When the New Guys Exceed the Old Guys

This week is the anniversary of the start of the Iraq War.  The Bush team got much criticism, and deservedly so, for its core approach: to be arrogant enough that they believed that the realities did not matter as they were going to impose their views on reality.  All the noise and complications of what might happen in Iraq were dismissed because it was their mission to revise the map and the realities of the Mideast by removing Hussein. This was an awful approach for many reasons, including empowering Iran, energizing the radical Islamists, and breaking Iraq which has ramifications we are facing in Mosul today. 

The new team of Trump folks seem to be even more arrogant and definitely more ignorant as they seek to act in ways that ignore the very basics of international relations.  What basics are these?
  • Countries respond to threats by balancing--either via building up their arms or by developing new alliances (Realism).
  • Reciprocity is key to international relations (Liberalism). Trump seems to think he can impose policies upon trading partners, including building barriers to trade.  It is most likely that if he imposes tariffs, others will respond.  

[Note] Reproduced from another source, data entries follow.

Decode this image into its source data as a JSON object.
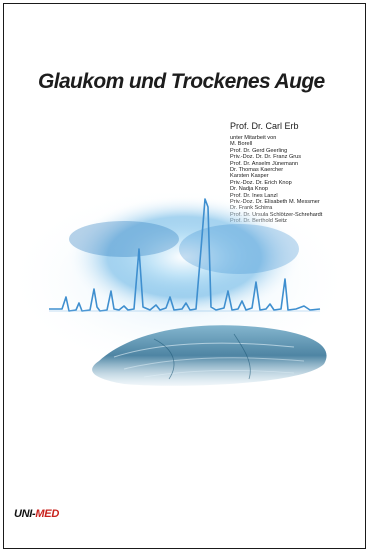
{
  "book": {
    "title": "Glaukom und Trockenes Auge",
    "main_author": "Prof. Dr. Carl Erb",
    "collaboration_label": "unter Mitarbeit von",
    "contributors": [
      "M. Borell",
      "Prof. Dr. Gerd Geerling",
      "Priv.-Doz. Dr. Dr. Franz Grus",
      "Prof. Dr. Anselm Jünemann",
      "Dr. Thomas Kaercher",
      "Karsten Kasper",
      "Priv.-Doz. Dr. Erich Knop",
      "Dr. Nadja Knop",
      "Prof. Dr. Ines Lanzl",
      "Priv.-Doz. Dr. Elisabeth M. Messmer",
      "Dr. Frank Schirra",
      "Prof. Dr. Ursula Schlötzer-Schrehardt",
      "Prof. Dr. Berthold Seitz"
    ]
  },
  "publisher": {
    "logo_text_left": "UNI-",
    "logo_text_right": "MED",
    "accent_color": "#c9231e"
  },
  "artwork": {
    "description_colors": {
      "glow": "#6fb8e6",
      "spectrum": "#3f8fcf",
      "tissue": "#2f6f93"
    }
  }
}
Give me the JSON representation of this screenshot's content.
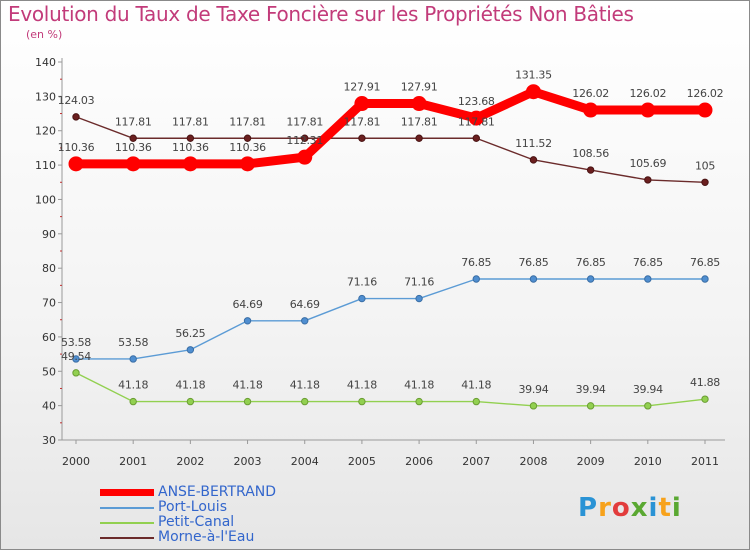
{
  "chart_data": {
    "type": "line",
    "title": "Evolution du Taux de Taxe Foncière sur les Propriétés Non Bâties",
    "ylabel": "(en %)",
    "xlabel": "",
    "ylim": [
      30,
      140
    ],
    "yticks": [
      30,
      40,
      50,
      60,
      70,
      80,
      90,
      100,
      110,
      120,
      130,
      140
    ],
    "categories": [
      "2000",
      "2001",
      "2002",
      "2003",
      "2004",
      "2005",
      "2006",
      "2007",
      "2008",
      "2009",
      "2010",
      "2011"
    ],
    "grid": false,
    "legend": "bottom-left",
    "series": [
      {
        "name": "ANSE-BERTRAND",
        "color": "#ff0000",
        "values": [
          110.36,
          110.36,
          110.36,
          110.36,
          112.31,
          127.91,
          127.91,
          123.68,
          131.35,
          126.02,
          126.02,
          126.02
        ]
      },
      {
        "name": "Port-Louis",
        "color": "#5b9bd5",
        "values": [
          53.58,
          53.58,
          56.25,
          64.69,
          64.69,
          71.16,
          71.16,
          76.85,
          76.85,
          76.85,
          76.85,
          76.85
        ]
      },
      {
        "name": "Petit-Canal",
        "color": "#92d050",
        "values": [
          49.54,
          41.18,
          41.18,
          41.18,
          41.18,
          41.18,
          41.18,
          41.18,
          39.94,
          39.94,
          39.94,
          41.88
        ]
      },
      {
        "name": "Morne-à-l'Eau",
        "color": "#6b2b2b",
        "values": [
          124.03,
          117.81,
          117.81,
          117.81,
          117.81,
          117.81,
          117.81,
          117.81,
          111.52,
          108.56,
          105.69,
          105
        ]
      }
    ],
    "data_labels": [
      [
        "110.36",
        "110.36",
        "110.36",
        "110.36",
        "112.31",
        "127.91",
        "127.91",
        "123.68",
        "131.35",
        "126.02",
        "126.02",
        "126.02"
      ],
      [
        "53.58",
        "53.58",
        "56.25",
        "64.69",
        "64.69",
        "71.16",
        "71.16",
        "76.85",
        "76.85",
        "76.85",
        "76.85",
        "76.85"
      ],
      [
        "49.54",
        "41.18",
        "41.18",
        "41.18",
        "41.18",
        "41.18",
        "41.18",
        "41.18",
        "39.94",
        "39.94",
        "39.94",
        "41.88"
      ],
      [
        "124.03",
        "117.81",
        "117.81",
        "117.81",
        "117.81",
        "117.81",
        "117.81",
        "117.81",
        "111.52",
        "108.56",
        "105.69",
        "105"
      ]
    ]
  },
  "brand": {
    "letters": [
      "P",
      "r",
      "o",
      "x",
      "i",
      "t",
      "i"
    ]
  }
}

  • The domestic politics of other countries matter (much of the rest of IR). Bullying friends and foes alike will make it harder for them to compromise since their domestic audiences will be upset if they see their leader submitting to Trump.  Merkel, for instance, has an election coming up, so her performance last week was all about making clear that she would stick by German values (which are also translatlantic values, thanks to generations of US-European institution building and cooperation and reciprocity).
So, Tillerson blunders through Asia and Trump keeps on Trumping along.  Ignorance is bliss until you need friends to do something for you.  The future is not bright, but we might need to wear shades anyway (nuclear explosions are oh so bright).  Ok, that is a bit much, but if the Iraq War of 2003 tells us anything, it is to be wary of those who think that the realities of International Relations can be ignored or overcome via enough confidence.